Within 12 points of the fifth 100-point season in his career, Carpenter said his transition was even easier due to Buffalo's roster.
"Obviously it's nice to have a good snapper, a good holder, with the kicker and punter position, it's easier to go into a new place," Carpenter said. "You don't have to learn a scheme to kick a football."
What Carpenter did have to learn, though, was Buffalo weather. In week 11, Carpenter scored seven different times through high speed gusts against the Jets— three of which were field goals — and he didn't miss once.
Coach Marrone suggested Miami's practice routine may have helped the kicker.

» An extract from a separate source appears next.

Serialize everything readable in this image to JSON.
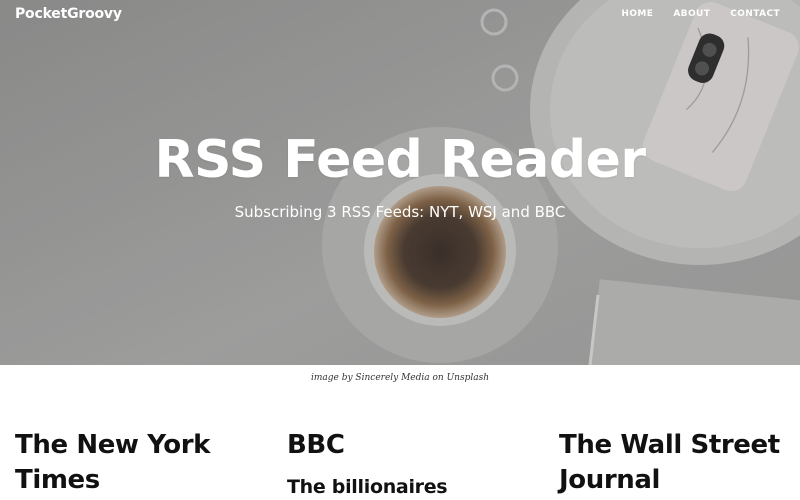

"He's done a nice job. They practice quite a bit out there, more than we have as a team," Marrone said. "For us, we've been more outside here on the grass, and then just recently we went out to the stadium."
Just as Buffalo had an uncertain future heading into regular season play, so too did Carpenter.
"When I left the Jets after the last preseason game, at that point in time, I figured it would be a thing where I'd go back to Florida and just stay in shape and either be ready for something to happen this season, or just stay in shape and be ready to get into a camp the next year," Carpenter said.
The move from Miami to New York and finally Buffalo also uprooted his family — his wife Kaela gave birth to his son Colby in late August.
Carpenter endured the uncertainty. He said his career persevered by following advice Bill Parcells gave him his rookie year, "You're only as good as your next kick."
"All I can do is prepare every week and prepare and get ready to go out and play as well as I can every Sunday."
Carpenter said he's as focused as ever, but doesn't think about the potential of having a record breaking season.
"We have a lot of football left to play," Carpenter said. "There's nothing really to be happy about yet. I'm glad I can contribute and help this team win in any way that I can."